Oracle Seeks $1.16 Billion in Damages, Injunction Against Google
In a recent court filing, Oracle said it is seeking more than $1.16 billion in damages from Google for allegedly infringing its Java patents and copyrights.Oracle estimates that it should receive about $1.16 billion in damages due to Google's alleged infringement of Oracle's Java patents and copyrights in creating the Android mobile operating system. In a letter filed with the court Sept. 22, Oracle's attorneys said Google "mischaracterizes" the report by Oracle's damages expert and mistakenly claimed that Oracle was seeking more than $2.2 billion in damages. Instead, the letter indicates that Oracle is seeking $176 million to $202 million for patent-infringement damages, between $102.6 million to $136.2 million for copyright-infringement damages and $823.9 million in infringer's profits. Added together, the maximum of these figures amounts to just over $1.16 billion.
Oracle filed suit against Google in August 2010 for infringing Java patents and copyrights that Oracle received when it acquired Sun Microsystems earlier that year.

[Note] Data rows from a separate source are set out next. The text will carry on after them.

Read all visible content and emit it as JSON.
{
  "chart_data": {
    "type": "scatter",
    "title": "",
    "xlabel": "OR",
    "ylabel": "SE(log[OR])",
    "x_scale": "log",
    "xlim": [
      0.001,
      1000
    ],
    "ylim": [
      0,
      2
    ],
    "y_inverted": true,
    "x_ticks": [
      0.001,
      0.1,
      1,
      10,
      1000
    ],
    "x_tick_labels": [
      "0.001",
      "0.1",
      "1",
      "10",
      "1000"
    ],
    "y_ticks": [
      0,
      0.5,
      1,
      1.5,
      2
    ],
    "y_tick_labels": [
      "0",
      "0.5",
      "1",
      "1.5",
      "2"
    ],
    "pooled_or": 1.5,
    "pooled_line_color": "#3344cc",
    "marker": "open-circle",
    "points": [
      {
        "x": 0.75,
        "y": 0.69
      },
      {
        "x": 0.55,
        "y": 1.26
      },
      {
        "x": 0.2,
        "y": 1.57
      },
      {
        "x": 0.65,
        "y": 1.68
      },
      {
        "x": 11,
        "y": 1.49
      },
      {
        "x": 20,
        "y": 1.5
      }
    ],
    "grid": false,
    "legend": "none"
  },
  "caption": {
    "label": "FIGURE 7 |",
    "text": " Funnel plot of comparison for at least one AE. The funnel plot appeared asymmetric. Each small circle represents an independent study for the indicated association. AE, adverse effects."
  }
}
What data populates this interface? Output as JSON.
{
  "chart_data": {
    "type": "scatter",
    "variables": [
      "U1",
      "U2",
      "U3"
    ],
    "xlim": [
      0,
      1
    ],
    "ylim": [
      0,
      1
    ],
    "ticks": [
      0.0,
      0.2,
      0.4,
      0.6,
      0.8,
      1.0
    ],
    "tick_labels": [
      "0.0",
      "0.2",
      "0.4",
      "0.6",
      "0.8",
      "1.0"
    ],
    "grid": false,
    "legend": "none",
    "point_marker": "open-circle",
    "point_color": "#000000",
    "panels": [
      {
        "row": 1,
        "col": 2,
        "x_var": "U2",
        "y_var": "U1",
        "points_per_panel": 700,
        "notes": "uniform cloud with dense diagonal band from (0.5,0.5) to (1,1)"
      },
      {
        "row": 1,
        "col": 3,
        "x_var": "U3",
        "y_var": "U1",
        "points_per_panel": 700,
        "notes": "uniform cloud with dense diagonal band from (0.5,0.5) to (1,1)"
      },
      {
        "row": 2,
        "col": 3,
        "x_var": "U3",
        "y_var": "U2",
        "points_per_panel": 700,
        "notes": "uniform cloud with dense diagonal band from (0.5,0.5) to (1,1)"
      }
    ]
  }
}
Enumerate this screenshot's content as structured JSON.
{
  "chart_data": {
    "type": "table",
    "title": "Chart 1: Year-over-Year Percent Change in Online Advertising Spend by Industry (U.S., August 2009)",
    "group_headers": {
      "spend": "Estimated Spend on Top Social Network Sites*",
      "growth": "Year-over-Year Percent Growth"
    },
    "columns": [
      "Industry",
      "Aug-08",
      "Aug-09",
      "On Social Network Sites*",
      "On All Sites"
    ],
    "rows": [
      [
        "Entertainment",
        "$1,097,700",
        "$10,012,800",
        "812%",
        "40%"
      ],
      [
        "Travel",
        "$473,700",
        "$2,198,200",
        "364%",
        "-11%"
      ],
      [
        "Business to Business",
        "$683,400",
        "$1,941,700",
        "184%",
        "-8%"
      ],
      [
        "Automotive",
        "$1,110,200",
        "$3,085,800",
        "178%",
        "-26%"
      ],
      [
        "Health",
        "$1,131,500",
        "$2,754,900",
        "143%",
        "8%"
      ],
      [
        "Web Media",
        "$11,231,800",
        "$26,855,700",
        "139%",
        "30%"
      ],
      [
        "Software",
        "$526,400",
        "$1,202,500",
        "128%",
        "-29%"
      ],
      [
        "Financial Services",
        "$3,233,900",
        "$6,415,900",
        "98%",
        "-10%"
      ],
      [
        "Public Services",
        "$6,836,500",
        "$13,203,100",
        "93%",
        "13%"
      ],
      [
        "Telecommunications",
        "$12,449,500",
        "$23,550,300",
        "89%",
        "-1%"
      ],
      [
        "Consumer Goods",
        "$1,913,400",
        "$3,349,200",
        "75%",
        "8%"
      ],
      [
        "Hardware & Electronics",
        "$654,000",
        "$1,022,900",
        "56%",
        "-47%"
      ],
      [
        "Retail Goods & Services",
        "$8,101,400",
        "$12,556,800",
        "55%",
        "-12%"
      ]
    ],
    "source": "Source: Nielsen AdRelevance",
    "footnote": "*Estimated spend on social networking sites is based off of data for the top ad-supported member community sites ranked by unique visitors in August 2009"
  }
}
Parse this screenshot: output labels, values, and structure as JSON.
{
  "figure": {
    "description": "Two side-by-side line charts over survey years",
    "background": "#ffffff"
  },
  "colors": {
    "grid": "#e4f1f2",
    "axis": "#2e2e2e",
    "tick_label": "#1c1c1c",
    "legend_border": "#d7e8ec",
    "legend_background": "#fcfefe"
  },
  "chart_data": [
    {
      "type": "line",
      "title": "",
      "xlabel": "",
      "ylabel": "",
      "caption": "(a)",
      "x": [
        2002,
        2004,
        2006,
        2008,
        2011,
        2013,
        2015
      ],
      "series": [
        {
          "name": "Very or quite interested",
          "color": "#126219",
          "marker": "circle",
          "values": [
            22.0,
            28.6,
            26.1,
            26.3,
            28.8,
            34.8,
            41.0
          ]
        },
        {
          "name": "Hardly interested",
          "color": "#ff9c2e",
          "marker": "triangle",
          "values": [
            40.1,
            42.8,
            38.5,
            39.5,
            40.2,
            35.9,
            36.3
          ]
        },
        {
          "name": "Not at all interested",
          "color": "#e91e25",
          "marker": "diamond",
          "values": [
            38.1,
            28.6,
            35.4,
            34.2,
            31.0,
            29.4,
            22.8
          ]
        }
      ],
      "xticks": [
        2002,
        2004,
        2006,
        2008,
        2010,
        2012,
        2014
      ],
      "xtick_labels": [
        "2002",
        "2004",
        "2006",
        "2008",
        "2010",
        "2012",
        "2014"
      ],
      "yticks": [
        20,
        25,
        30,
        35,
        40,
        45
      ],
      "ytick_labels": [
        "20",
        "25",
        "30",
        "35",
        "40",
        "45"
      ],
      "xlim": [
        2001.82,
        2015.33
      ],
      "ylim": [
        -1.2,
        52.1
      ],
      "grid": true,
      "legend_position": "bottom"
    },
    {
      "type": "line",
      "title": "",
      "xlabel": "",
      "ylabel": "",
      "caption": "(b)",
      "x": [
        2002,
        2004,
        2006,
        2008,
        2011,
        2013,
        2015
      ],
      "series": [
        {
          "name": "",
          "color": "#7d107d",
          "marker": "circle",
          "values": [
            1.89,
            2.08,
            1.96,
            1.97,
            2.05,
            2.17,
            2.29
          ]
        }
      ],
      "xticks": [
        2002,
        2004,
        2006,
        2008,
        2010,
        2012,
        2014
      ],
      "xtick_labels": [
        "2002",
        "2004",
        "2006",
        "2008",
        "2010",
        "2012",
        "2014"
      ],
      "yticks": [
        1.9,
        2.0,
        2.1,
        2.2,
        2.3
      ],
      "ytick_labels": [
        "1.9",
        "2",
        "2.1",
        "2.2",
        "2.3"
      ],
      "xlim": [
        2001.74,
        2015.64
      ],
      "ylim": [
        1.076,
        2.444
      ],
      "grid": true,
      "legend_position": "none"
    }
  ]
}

Google says "there is no evidence Sun would have been able to establish a viable business to exploit Android" and "Sun never did so in reality," but the first is false and the second is a tautology: The reason Sun never did so was the incompatibility of Android eliminated the business case.Meanwhile, Florian Mueller, an analyst and the author of the FOSS Patents blog who has been watching this case closely, said he believes Oracle's ultimate goal is to gain an injunction against Google. "Damages can be substantial, but they are not what Oracle is primarily trying to get out of this case," Mueller wrote. "They are a potentially substantial consolation prize. The grand prize, however, is an injunction, and Oracle's filing makes this clear with the following statement, which explains why Oracle's new damages computation-unlike the old one that included damages until the year 2025-relates only to past damages and apparently provides only some data points with a view to future damages, which would be rendered totally irrelevant by an injunction:
Third, Google complains that Prof. Cockburn does not "provide a firm calculation of future damages." The Court directed that past and future royalties not be mixed by advancing royalties in a lump-sum payment. Prof. Cockburn complied. Oracle intends to strenuously pursue injunctive relief to resolve the key issue in this case: whether Google can use Oracle's intellectual property to create an incompatible clone of Java and thereby undermine Oracle's and many others' investments in "write once, run anywhere." If future royalties are applied, it is well-established that they should be based on a separate, post-verdict assessment.Mueller added, "The bottom line is that a Java license can become more costly, possibly even far more costly, to Google than the proposed acquisition of Motorola Mobility if Oracle obtains an injunction that Google can't engineer around. In that case, Oracle could shut down Android and make Google a take-it-or-leave-it offer, the terms of which would not in any way be limited by whatever Oracle previously calculated as damages."